Ezel sırlarını ne sen bilirsin ne de ben
Bu muammayı ne sen çözersin ne de ben
Perdenin gerisinde seni beni bir konuşturan var.
Perde kalkarsa ne sen kalırsın ne de ben
Ebu'l Hasan Harakani
Geldi geçti ömrüm benim
Şol yel esip geçmiş gibi
Hele bana şöyle gelir
Şol göz yumup açmış gibi
Yunus Emre
Vasıl olmaz kimse Hakk'a cümleden dur olmadan
Kenz açılmaz şol gönulde ta ki pür-nur olmadan
Sür çıkar ağyarı dilden ta tecelli ide Hakk
Padişah konmaz saraya hane ma'mur olmadan
Şemseddin-i Sivasi Hz
İş bu söze Hak tanıktır
Bu can gövdeye konuktur
Bir gün ola çıka gide
Kafesten kuş uçmuş gibi
Yunus Emre
Zat-ı Hakk'da mahrem-i irfan olan anlar bizi
İlm-i sır'da bahr-i bi-pâyan olan anlar bizi
Bu fena gülzârına tâlip olanlar anlamaz
Vech-i bâki hüsnüne hayran olan anlar bizi
Niyâzî-i Mısrî
Bir kez gönül yıktınısa
Bu kıldığın namaz değil
Yetmiş iki millet dahi
Elin yüzün yumaz değil
Yunus Emre
Ârifin her bir sözünü duymaya insan gerek
Bu cihanda sanmayız hayvan olan anlar bizi
Ey Niyâzi katremiz deryaya saldık biz bu gün
Katre nice anlasın ummân olan anlar bizi
Niyâzî-i Mısrî
Bir gönülü yaptınısa
Er eteğin tuttunusa
Bir kez hayır ettinise
Binde bir ise az değil
Yunus Emre
Hikmet ehli zatlar buyuruyor ki: Bileşik kaplardan birine su döküldüğü zaman, su diğer tüpe geçer, ondan sonra tekrar bu tüpe gelir. Sonra tekrar diğer tüpe geçer, hep böyle hareket edip nihayet ikisi de aynı seviyeye gelir. İşte bunun gibi, kim olursa olsun, iki kişi bir araya geldiği zaman, mutlaka birinin kalbinden ötekinin kalbine, ötekinin kalbinden bunun kalbine akım başlar. Onun için, İslamiyetin başlangıcında, Peygamber efendimiz kabir ziyaretini yasak etmişti. Çünkü ölenler kâfirdi, ana babaları müşrikti. Müslümanlar ziyarete gidiyorlardı, o kabirdekinin ruhundan, Müslümanın kalbine zulmet akıyordu. Müslümanlar da vefat etmeye başladıktan sonra, kabir ziyaretine izin verdi.

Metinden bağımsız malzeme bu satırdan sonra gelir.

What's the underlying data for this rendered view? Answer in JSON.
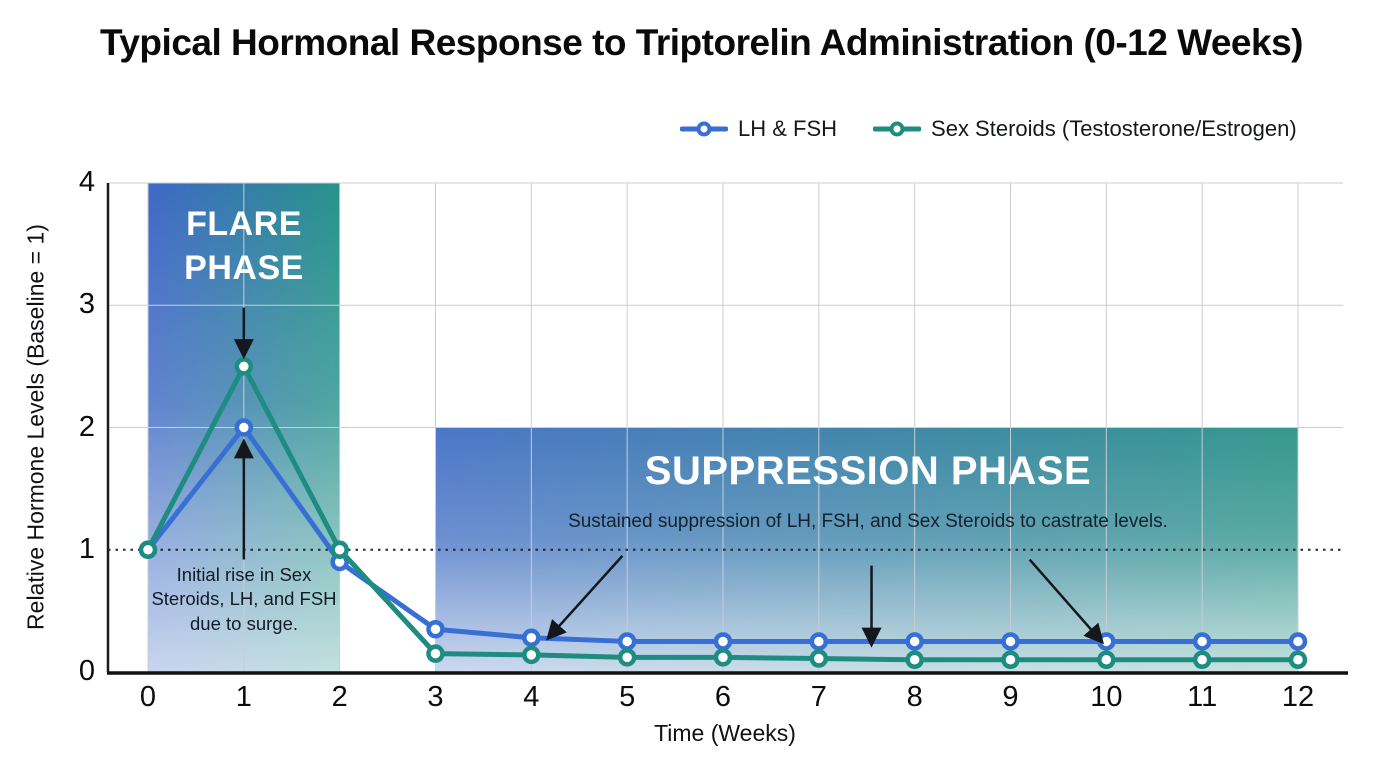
{
  "title": "Typical Hormonal Response to Triptorelin Administration (0-12 Weeks)",
  "legend": {
    "items": [
      {
        "label": "LH & FSH",
        "color": "#386fd5"
      },
      {
        "label": "Sex Steroids (Testosterone/Estrogen)",
        "color": "#1e8c81"
      }
    ]
  },
  "axes": {
    "x_label": "Time (Weeks)",
    "y_label": "Relative Hormone Levels (Baseline = 1)",
    "x_ticks": [
      0,
      1,
      2,
      3,
      4,
      5,
      6,
      7,
      8,
      9,
      10,
      11,
      12
    ],
    "y_ticks": [
      0,
      1,
      2,
      3,
      4
    ]
  },
  "chart_data": {
    "type": "line",
    "title": "Typical Hormonal Response to Triptorelin Administration (0-12 Weeks)",
    "xlabel": "Time (Weeks)",
    "ylabel": "Relative Hormone Levels (Baseline = 1)",
    "xlim": [
      0,
      12
    ],
    "ylim": [
      0,
      4
    ],
    "grid": true,
    "legend_position": "top",
    "baseline": {
      "y": 1,
      "style": "dotted"
    },
    "x": [
      0,
      1,
      2,
      3,
      4,
      5,
      6,
      7,
      8,
      9,
      10,
      11,
      12
    ],
    "series": [
      {
        "name": "LH & FSH",
        "color": "#386fd5",
        "values": [
          1,
          2,
          0.9,
          0.35,
          0.28,
          0.25,
          0.25,
          0.25,
          0.25,
          0.25,
          0.25,
          0.25,
          0.25
        ]
      },
      {
        "name": "Sex Steroids (Testosterone/Estrogen)",
        "color": "#1e8c81",
        "values": [
          1,
          2.5,
          1,
          0.15,
          0.14,
          0.12,
          0.12,
          0.11,
          0.1,
          0.1,
          0.1,
          0.1,
          0.1
        ]
      }
    ],
    "regions": [
      {
        "name": "flare",
        "label": "FLARE PHASE",
        "note": "Initial rise in Sex Steroids, LH, and FSH due to surge.",
        "x0": 0,
        "x1": 2,
        "y0": 0,
        "y1": 4,
        "gradient": [
          "#3f68c6",
          "#27938a"
        ]
      },
      {
        "name": "suppression",
        "label": "SUPPRESSION PHASE",
        "note": "Sustained suppression of LH, FSH, and Sex Steroids to castrate levels.",
        "x0": 3,
        "x1": 12,
        "y0": 0,
        "y1": 2,
        "gradient": [
          "#4c76c7",
          "#35988e"
        ]
      }
    ],
    "arrows": [
      {
        "from": [
          1,
          2.98
        ],
        "to": [
          1,
          2.59
        ]
      },
      {
        "from": [
          1,
          0.92
        ],
        "to": [
          1,
          1.88
        ]
      },
      {
        "from": [
          4.95,
          0.95
        ],
        "to": [
          4.18,
          0.28
        ]
      },
      {
        "from": [
          7.55,
          0.87
        ],
        "to": [
          7.55,
          0.23
        ]
      },
      {
        "from": [
          9.2,
          0.92
        ],
        "to": [
          9.95,
          0.25
        ]
      }
    ]
  }
}
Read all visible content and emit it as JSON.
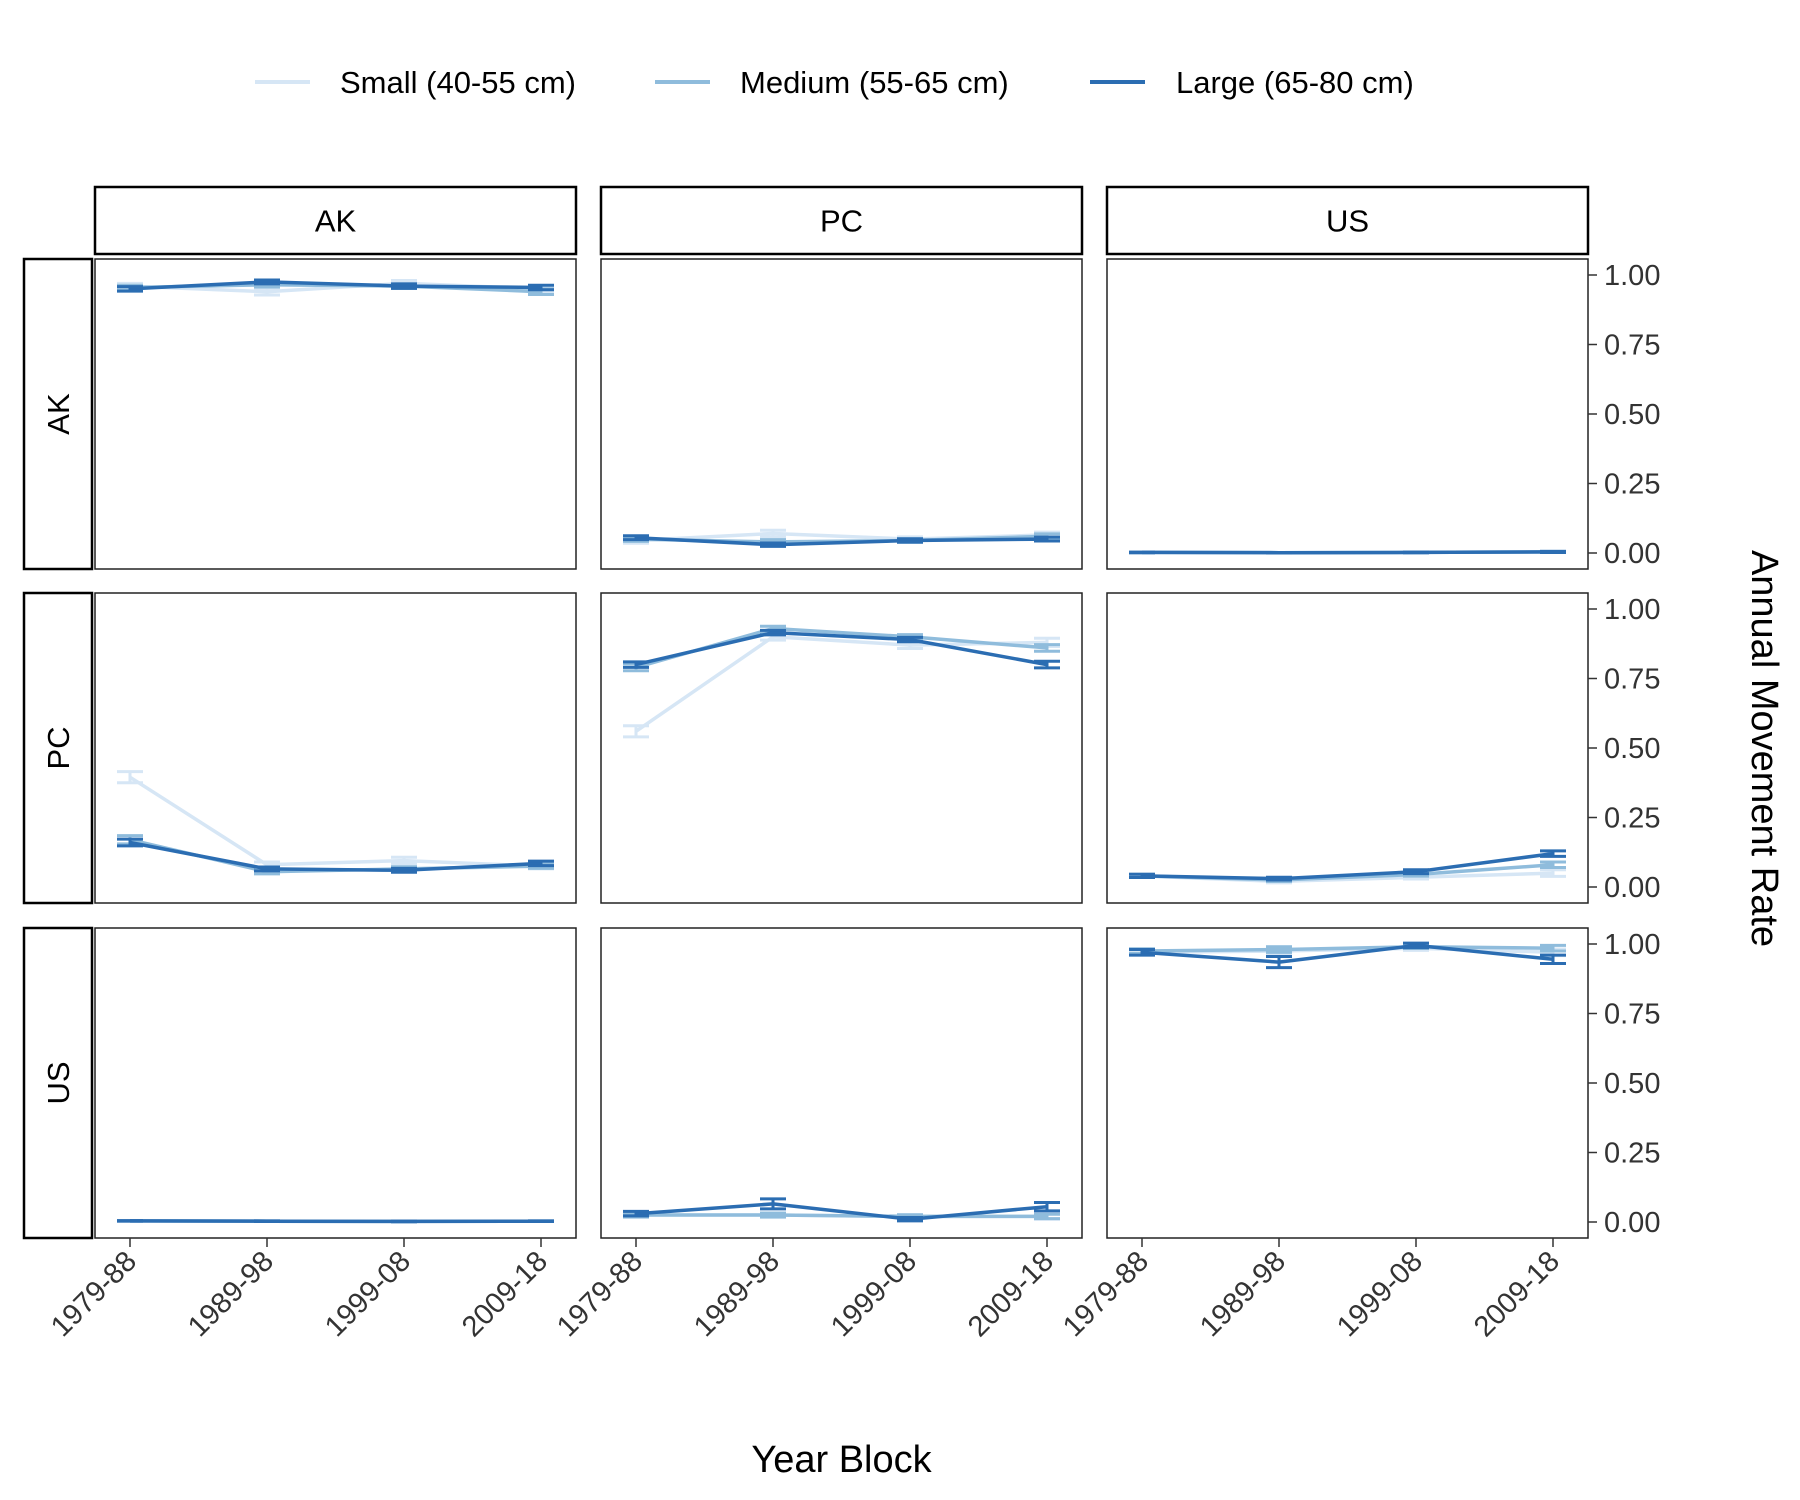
{
  "chart_data": {
    "type": "line",
    "xlabel": "Year Block",
    "ylabel": "Annual Movement Rate",
    "categories": [
      "1979-88",
      "1989-98",
      "1999-08",
      "2009-18"
    ],
    "ylim": [
      0,
      1
    ],
    "yticks": [
      "0.00",
      "0.25",
      "0.50",
      "0.75",
      "1.00"
    ],
    "legend_position": "top",
    "rows": [
      "AK",
      "PC",
      "US"
    ],
    "cols": [
      "AK",
      "PC",
      "US"
    ],
    "series": [
      {
        "name": "Small (40-55 cm)",
        "color": "#d6e6f5"
      },
      {
        "name": "Medium (55-65 cm)",
        "color": "#8fbcdc"
      },
      {
        "name": "Large (65-80 cm)",
        "color": "#2b6db2"
      }
    ],
    "panels": [
      {
        "row": "AK",
        "col": "AK",
        "values": [
          [
            0.96,
            0.94,
            0.97,
            0.95
          ],
          [
            0.955,
            0.965,
            0.96,
            0.94
          ],
          [
            0.95,
            0.975,
            0.96,
            0.955
          ]
        ],
        "err": [
          [
            0.01,
            0.012,
            0.01,
            0.01
          ],
          [
            0.008,
            0.008,
            0.008,
            0.01
          ],
          [
            0.008,
            0.007,
            0.008,
            0.008
          ]
        ]
      },
      {
        "row": "AK",
        "col": "PC",
        "values": [
          [
            0.045,
            0.07,
            0.05,
            0.065
          ],
          [
            0.05,
            0.04,
            0.045,
            0.06
          ],
          [
            0.055,
            0.03,
            0.045,
            0.05
          ]
        ],
        "err": [
          [
            0.01,
            0.012,
            0.008,
            0.01
          ],
          [
            0.008,
            0.008,
            0.007,
            0.009
          ],
          [
            0.007,
            0.006,
            0.006,
            0.007
          ]
        ]
      },
      {
        "row": "AK",
        "col": "US",
        "values": [
          [
            0.002,
            0.001,
            0.002,
            0.004
          ],
          [
            0.002,
            0.001,
            0.002,
            0.004
          ],
          [
            0.002,
            0.001,
            0.002,
            0.004
          ]
        ],
        "err": [
          [
            0.001,
            0.001,
            0.001,
            0.002
          ],
          [
            0.001,
            0.001,
            0.001,
            0.002
          ],
          [
            0.001,
            0.001,
            0.001,
            0.002
          ]
        ]
      },
      {
        "row": "PC",
        "col": "AK",
        "values": [
          [
            0.395,
            0.08,
            0.095,
            0.075
          ],
          [
            0.17,
            0.055,
            0.065,
            0.075
          ],
          [
            0.16,
            0.065,
            0.06,
            0.085
          ]
        ],
        "err": [
          [
            0.02,
            0.01,
            0.012,
            0.01
          ],
          [
            0.015,
            0.008,
            0.008,
            0.008
          ],
          [
            0.012,
            0.007,
            0.007,
            0.008
          ]
        ]
      },
      {
        "row": "PC",
        "col": "PC",
        "values": [
          [
            0.56,
            0.9,
            0.87,
            0.88
          ],
          [
            0.79,
            0.93,
            0.9,
            0.86
          ],
          [
            0.8,
            0.915,
            0.89,
            0.8
          ]
        ],
        "err": [
          [
            0.02,
            0.012,
            0.012,
            0.015
          ],
          [
            0.012,
            0.008,
            0.008,
            0.012
          ],
          [
            0.01,
            0.008,
            0.008,
            0.012
          ]
        ]
      },
      {
        "row": "PC",
        "col": "US",
        "values": [
          [
            0.04,
            0.02,
            0.035,
            0.05
          ],
          [
            0.04,
            0.025,
            0.045,
            0.08
          ],
          [
            0.04,
            0.03,
            0.055,
            0.12
          ]
        ],
        "err": [
          [
            0.006,
            0.005,
            0.006,
            0.012
          ],
          [
            0.006,
            0.005,
            0.006,
            0.01
          ],
          [
            0.006,
            0.005,
            0.007,
            0.01
          ]
        ]
      },
      {
        "row": "US",
        "col": "AK",
        "values": [
          [
            0.004,
            0.003,
            0.002,
            0.003
          ],
          [
            0.004,
            0.003,
            0.002,
            0.003
          ],
          [
            0.004,
            0.003,
            0.002,
            0.003
          ]
        ],
        "err": [
          [
            0.001,
            0.001,
            0.001,
            0.001
          ],
          [
            0.001,
            0.001,
            0.001,
            0.001
          ],
          [
            0.001,
            0.001,
            0.001,
            0.001
          ]
        ]
      },
      {
        "row": "US",
        "col": "PC",
        "values": [
          [
            0.025,
            0.025,
            0.02,
            0.02
          ],
          [
            0.025,
            0.025,
            0.02,
            0.02
          ],
          [
            0.03,
            0.065,
            0.01,
            0.055
          ]
        ],
        "err": [
          [
            0.008,
            0.008,
            0.006,
            0.01
          ],
          [
            0.007,
            0.007,
            0.006,
            0.008
          ],
          [
            0.008,
            0.018,
            0.006,
            0.015
          ]
        ]
      },
      {
        "row": "US",
        "col": "US",
        "values": [
          [
            0.97,
            0.975,
            0.985,
            0.97
          ],
          [
            0.975,
            0.98,
            0.99,
            0.985
          ],
          [
            0.97,
            0.935,
            0.995,
            0.945
          ]
        ],
        "err": [
          [
            0.01,
            0.015,
            0.008,
            0.012
          ],
          [
            0.008,
            0.01,
            0.006,
            0.01
          ],
          [
            0.01,
            0.02,
            0.008,
            0.015
          ]
        ]
      }
    ]
  }
}
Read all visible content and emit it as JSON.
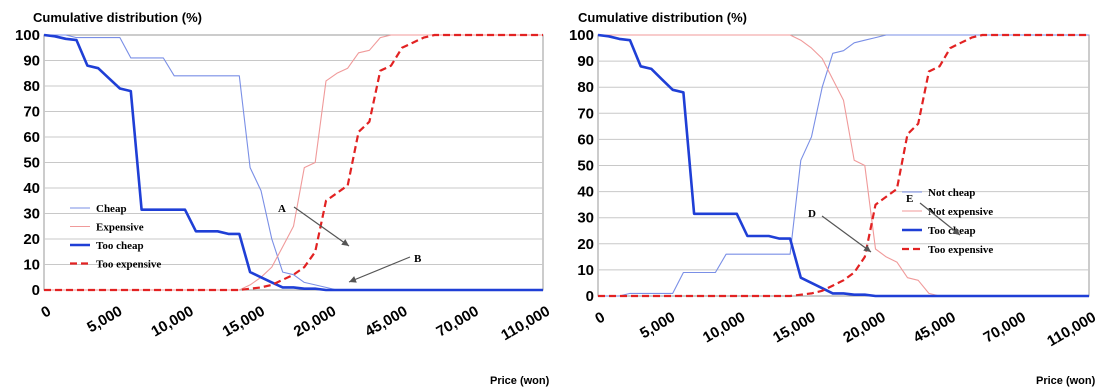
{
  "colors": {
    "cheap": "#7a8fe6",
    "expensive": "#f09a9a",
    "too_cheap": "#1f3fd6",
    "too_expensive": "#e22222",
    "grid": "#c8c8c8",
    "frame": "#9a9a9a"
  },
  "chart_data": [
    {
      "type": "line",
      "title": "Cumulative distribution (%)",
      "xlabel": "Price (won)",
      "ylabel": "",
      "ylim": [
        0,
        100
      ],
      "yticks": [
        "0",
        "10",
        "20",
        "30",
        "40",
        "50",
        "60",
        "70",
        "80",
        "90",
        "100"
      ],
      "xticks": [
        "0",
        "5,000",
        "10,000",
        "15,000",
        "20,000",
        "45,000",
        "70,000",
        "110,000"
      ],
      "grid": true,
      "legend_position": "bottom-left",
      "annotations": [
        "A",
        "B"
      ],
      "series": [
        {
          "name": "Cheap",
          "style": "solid-thin",
          "color_key": "cheap",
          "values": [
            100,
            100,
            100,
            99,
            99,
            99,
            99,
            99,
            91,
            91,
            91,
            91,
            84,
            84,
            84,
            84,
            84,
            84,
            84,
            48,
            39,
            20,
            7,
            6,
            3,
            2,
            1,
            0,
            0,
            0,
            0,
            0,
            0,
            0,
            0,
            0,
            0,
            0,
            0,
            0,
            0,
            0,
            0,
            0,
            0,
            0,
            0
          ]
        },
        {
          "name": "Expensive",
          "style": "solid-thin",
          "color_key": "expensive",
          "values": [
            0,
            0,
            0,
            0,
            0,
            0,
            0,
            0,
            0,
            0,
            0,
            0,
            0,
            0,
            0,
            0,
            0,
            0,
            0,
            2,
            5,
            9,
            17,
            25,
            48,
            50,
            82,
            85,
            87,
            93,
            94,
            99,
            100,
            100,
            100,
            100,
            100,
            100,
            100,
            100,
            100,
            100,
            100,
            100,
            100,
            100,
            100
          ]
        },
        {
          "name": "Too cheap",
          "style": "solid-thick",
          "color_key": "too_cheap",
          "values": [
            100,
            99.5,
            98.5,
            98,
            88,
            87,
            83,
            79,
            78,
            31.5,
            31.5,
            31.5,
            31.5,
            31.5,
            23,
            23,
            23,
            22,
            22,
            7,
            5,
            3,
            1,
            1,
            0.5,
            0.5,
            0,
            0,
            0,
            0,
            0,
            0,
            0,
            0,
            0,
            0,
            0,
            0,
            0,
            0,
            0,
            0,
            0,
            0,
            0,
            0,
            0
          ]
        },
        {
          "name": "Too expensive",
          "style": "dashed",
          "color_key": "too_expensive",
          "values": [
            0,
            0,
            0,
            0,
            0,
            0,
            0,
            0,
            0,
            0,
            0,
            0,
            0,
            0,
            0,
            0,
            0,
            0,
            0,
            0.5,
            1,
            2,
            4,
            6,
            9,
            15,
            35,
            38,
            41,
            62,
            66,
            86,
            88,
            95,
            97,
            99,
            100,
            100,
            100,
            100,
            100,
            100,
            100,
            100,
            100,
            100,
            100
          ]
        }
      ]
    },
    {
      "type": "line",
      "title": "Cumulative distribution (%)",
      "xlabel": "Price (won)",
      "ylabel": "",
      "ylim": [
        0,
        100
      ],
      "yticks": [
        "0",
        "10",
        "20",
        "30",
        "40",
        "50",
        "60",
        "70",
        "80",
        "90",
        "100"
      ],
      "xticks": [
        "0",
        "5,000",
        "10,000",
        "15,000",
        "20,000",
        "45,000",
        "70,000",
        "110,000"
      ],
      "grid": true,
      "legend_position": "bottom-right",
      "annotations": [
        "D",
        "E"
      ],
      "series": [
        {
          "name": "Not cheap",
          "style": "solid-thin",
          "color_key": "cheap",
          "values": [
            0,
            0,
            0,
            1,
            1,
            1,
            1,
            1,
            9,
            9,
            9,
            9,
            16,
            16,
            16,
            16,
            16,
            16,
            16,
            52,
            61,
            80,
            93,
            94,
            97,
            98,
            99,
            100,
            100,
            100,
            100,
            100,
            100,
            100,
            100,
            100,
            100,
            100,
            100,
            100,
            100,
            100,
            100,
            100,
            100,
            100,
            100
          ]
        },
        {
          "name": "Not expensive",
          "style": "solid-thin",
          "color_key": "expensive",
          "values": [
            100,
            100,
            100,
            100,
            100,
            100,
            100,
            100,
            100,
            100,
            100,
            100,
            100,
            100,
            100,
            100,
            100,
            100,
            100,
            98,
            95,
            91,
            83,
            75,
            52,
            50,
            18,
            15,
            13,
            7,
            6,
            1,
            0,
            0,
            0,
            0,
            0,
            0,
            0,
            0,
            0,
            0,
            0,
            0,
            0,
            0,
            0
          ]
        },
        {
          "name": "Too cheap",
          "style": "solid-thick",
          "color_key": "too_cheap",
          "values": [
            100,
            99.5,
            98.5,
            98,
            88,
            87,
            83,
            79,
            78,
            31.5,
            31.5,
            31.5,
            31.5,
            31.5,
            23,
            23,
            23,
            22,
            22,
            7,
            5,
            3,
            1,
            1,
            0.5,
            0.5,
            0,
            0,
            0,
            0,
            0,
            0,
            0,
            0,
            0,
            0,
            0,
            0,
            0,
            0,
            0,
            0,
            0,
            0,
            0,
            0,
            0
          ]
        },
        {
          "name": "Too expensive",
          "style": "dashed",
          "color_key": "too_expensive",
          "values": [
            0,
            0,
            0,
            0,
            0,
            0,
            0,
            0,
            0,
            0,
            0,
            0,
            0,
            0,
            0,
            0,
            0,
            0,
            0,
            0.5,
            1,
            2,
            4,
            6,
            9,
            15,
            35,
            38,
            41,
            62,
            66,
            86,
            88,
            95,
            97,
            99,
            100,
            100,
            100,
            100,
            100,
            100,
            100,
            100,
            100,
            100,
            100
          ]
        }
      ]
    }
  ]
}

Bir Müslümanın diğer bir Müslümanın yanına veya kabrine gitmesi sebebiyle, hangisinin derecesi daha yüksekse, o yüksek dereceden ötekine akım başlar. Eğer kabirdeki yüksek derecedeyse, gelenin kalbine akım başlar. Eğer ziyarete giden yüksek derecedeyse, onun kalbinden kabirdekine akım başlar. Ama bu akım mutlaka olur, durdurmak insanın iradesinde değildir.
Bu yüzden, bir Müslüman, bir müşrikle, bir fâsıkla, bir kâfirle, arkadaşlık veya ortaklık yapsa, ne kadar sakınırsa sakınsın, kesinlikle o kâfirin, o müşrikin kalbinden, bunun kalbine, her konuşmakta, her buluşmakta, her görüşmekte biraz daha zulmet akar. Bunun neticesi ne olur? 1- Beraber olduğu salih arkadaşlarından uzaklaşmaya başlar. 2- Müslümanlardan soğuduğu gibi büyüklerin kitaplarından soğumaya başlar. 3- Sonra büyüklerden soğumaya başlar. 4- Sonra büyüklerin kitaplarını çıkarır, onun yerine birçok günah koyar. İçki koyar, kumar koyar, koyar da koyar.
Her işte salihleri tercih etmeli. Peygamber efendimiz, (İnsanın dini, arkadaşının dini gibidir) buyuruyor. O hâlde her Müslüman takvada, haramdan sakınmakta, ihlasta, kendisinden daha iyi olanı aramak zorundadır ki, onun kalbinden bir şey alsın. Biz niçin Eyüp Sultan hazretlerine gidiyoruz? Niçin büyük zatları görmek istiyoruz? Niçin büyüklerin kitaplarını okumak istiyoruz? O mübarek zatların kalblerindeki nimetlerden faydalanmak için değil mi? Büyüklerimizle ve onlara yakın olanlarla beraber olmayı istemekteki sebep de budur.